The behavior of all living cells is shaped by a complex and dynamic interplay of intrinsic and extrinsic factors. However, despite a growing appreciation that metabolic conditions can impact the behavior of human cells, many key knowledge gaps remain. One major difficulty is that conventional models have several limitations concerning relevance to the conditions that cells may encounter in the human body. Moreover, such models offer limited control of the extracellular environment. Therefore, it is a central challenge to investigate basic human cell physiology in systems that more closely model and address the impacts of cell-extrinsic factors.
Several years ago, I created a new cell culture reagent designed to more faithfully reflect nutrient levels in human blood: Human Plasma-Like Medium (HPLM), thus pioneering the systematic development and use of synthetic physiologic media. Our work to date demonstrates that culture in HPLM versus traditional media has profound impacts on cell metabolism, genetic dependencies, drug sensitivity, and immune cell biology. My group has also developed a bioreactor platform (chemostat) that enables the continuous-flow culture of blood cells at metabolic steady state in tightly controlled conditions. Our systems are integrated with software to monitor and adjust pump rates for the continuous flow of fresh media into – and conditioned media (containing cells) out of – the reactors, and further, to maintain set points for temperature (T), pH, and dissolved oxygen (DO) through a set of sensors and programmable control loops. My group has established proof-of-concept data for maintaining CRISPR screens, competition assays on mixed pools of DNA-barcoded cell lines, and primary T cell cultures under steady state conditions in this system. Overall, by integrating HPLM and our chemostat system, we have established a new platform to examine genetic and environmental contributions to cell fitness in controlled conditions that more faithfully reflect those that may be faced in the human body.

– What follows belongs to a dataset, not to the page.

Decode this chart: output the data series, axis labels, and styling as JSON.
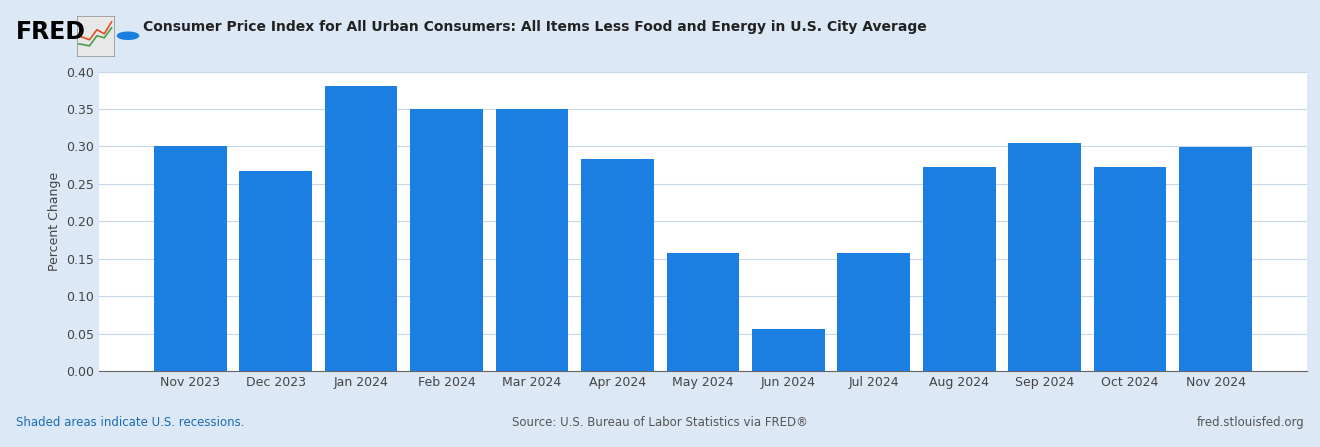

For example, we recently sought to test the hypothesis that CRISPR screens carried out in our platform would reveal fitness genes that are masked in a traditional batch format. To test this idea, we used leukemia cells infected with a genome-wide single guide (sg)RNA library to seed three parallel screens: flasks containing (1) conventional media or (2) HPLM in a standard incubator that exposes cells to atmospheric oxygen (~20%); or (3) a chemostat set to simulate conditions in blood circulation: (I) HPLM; (II) pH, 7.4; and (III) DO, 8%. By comparing dependency scores from the chemostat screen to the average of those carried out in flasks, we identified hundreds of selectively essential genes based on the culture format. Notably, the set of “chemostat-essential” hits is largely comprised of genes that are rarely defined as dependencies across the 1,100 cancer cell lines catalogued in the Broad Institute Dependency Map (DepMap) project. We are now poised to investigate the roles of these previously hidden cell fitness genes.

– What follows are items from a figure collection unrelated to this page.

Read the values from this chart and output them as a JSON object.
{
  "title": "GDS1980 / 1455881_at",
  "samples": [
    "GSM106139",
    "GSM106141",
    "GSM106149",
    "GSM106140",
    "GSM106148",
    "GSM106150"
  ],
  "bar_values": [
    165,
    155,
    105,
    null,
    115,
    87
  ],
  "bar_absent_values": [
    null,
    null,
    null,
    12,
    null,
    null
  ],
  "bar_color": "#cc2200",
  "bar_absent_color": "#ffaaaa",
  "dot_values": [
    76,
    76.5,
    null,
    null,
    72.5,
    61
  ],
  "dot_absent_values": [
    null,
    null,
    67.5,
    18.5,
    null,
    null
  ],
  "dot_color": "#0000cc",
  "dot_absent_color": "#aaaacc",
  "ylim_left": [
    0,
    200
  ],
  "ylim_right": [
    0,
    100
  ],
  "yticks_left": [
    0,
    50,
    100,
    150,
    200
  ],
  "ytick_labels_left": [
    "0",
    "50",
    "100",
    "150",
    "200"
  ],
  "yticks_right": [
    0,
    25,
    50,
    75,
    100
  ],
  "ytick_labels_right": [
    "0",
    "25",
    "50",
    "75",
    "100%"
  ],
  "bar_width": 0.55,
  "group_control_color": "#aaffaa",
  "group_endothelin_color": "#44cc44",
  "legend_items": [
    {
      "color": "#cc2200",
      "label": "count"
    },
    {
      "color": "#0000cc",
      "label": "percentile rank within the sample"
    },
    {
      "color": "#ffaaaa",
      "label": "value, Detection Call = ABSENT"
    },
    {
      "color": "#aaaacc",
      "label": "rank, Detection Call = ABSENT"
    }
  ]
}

In addition, we have constructed a panel of over forty human blood cancer cell lines that samples various subtypes – likely making ours among the largest such panels in the academic community. By introducing DNA “barcodes” across this panel, we have shown that deep sequencing can be used to track individual cell lines within mixed pools. Beyond eliminating the need to passage cultured cells, chemostats enable the evaluation of cellular responses to single perturbations while holding all other conditions constant, thus minimizing unintended secondary effects. In turn, we reason that pooling DNA-barcoded cells for competition assays in our platform could enable more precise mapping of nutrient liabilities for cells grown in circulation-like conditions. Indeed, we have initiated efforts to systematically map heterogenous nutrient dependencies across our DNA-barcoded panel, with initial focus on metabolites uniquely defined in HPLM versus traditional media. Ultimately, we plan to use hypothesis-driven (e.g., expression analyses along relevant metabolic pathways) and unbiased approaches (e.g., metabolomics and CRISPR screening) to determine the molecular basis for each respective auxotrophy.

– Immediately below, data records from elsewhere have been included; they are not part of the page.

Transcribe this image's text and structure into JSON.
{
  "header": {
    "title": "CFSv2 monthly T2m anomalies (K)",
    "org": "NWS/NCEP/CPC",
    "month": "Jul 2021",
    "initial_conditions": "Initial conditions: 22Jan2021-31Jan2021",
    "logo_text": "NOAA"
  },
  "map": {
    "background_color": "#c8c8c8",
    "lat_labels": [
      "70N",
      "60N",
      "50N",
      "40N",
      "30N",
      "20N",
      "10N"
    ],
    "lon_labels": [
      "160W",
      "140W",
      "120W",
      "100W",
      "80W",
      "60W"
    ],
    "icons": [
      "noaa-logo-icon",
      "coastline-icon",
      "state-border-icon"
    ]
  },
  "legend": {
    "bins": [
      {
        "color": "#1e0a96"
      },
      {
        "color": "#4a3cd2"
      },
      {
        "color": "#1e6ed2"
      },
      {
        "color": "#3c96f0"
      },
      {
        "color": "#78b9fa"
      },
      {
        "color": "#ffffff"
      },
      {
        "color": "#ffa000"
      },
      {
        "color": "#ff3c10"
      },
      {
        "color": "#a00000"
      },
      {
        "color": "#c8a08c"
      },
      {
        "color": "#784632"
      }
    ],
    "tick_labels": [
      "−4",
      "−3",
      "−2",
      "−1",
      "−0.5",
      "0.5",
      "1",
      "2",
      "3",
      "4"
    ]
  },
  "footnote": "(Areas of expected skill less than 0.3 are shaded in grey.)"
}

Finally, it has been long appreciated that immune cells must retain functionality in the face of dynamic and possibly hostile conditions as they traffic throughout the body and, in some cases, infiltrate tumors. However, existing knowledge of immune cell biology has also been largely derived from conventional models. Moreover, despite achieving durable responses in some patients, the broad clinical benefit of adoptive cell therapies that have revolutionized the landscape of cancer treatments over the last decade has been somewhat limited. Harnessing the promise of immunotherapy will demand progress in understanding determinants of immune cell fitness and function in conditions relevant to human health and disease. T cells are the main “soldiers” of adaptive immunity, helping to protect the body against infections and cancer, while Natural Killer (NK) cells are central effectors of innate immunity that have emerged as another promising source of cell-based cancer therapies. Leveraging our chemostat platform, my lab is now uniquely poised to examine cell-environment interactions in immunity under controlled conditions with greater relevance to those encountered in the body. Our initial focus will be directed toward decoding the behavior of T cells and NK cells upon precisely introduced perturbations that would be otherwise inaccessible in existing models.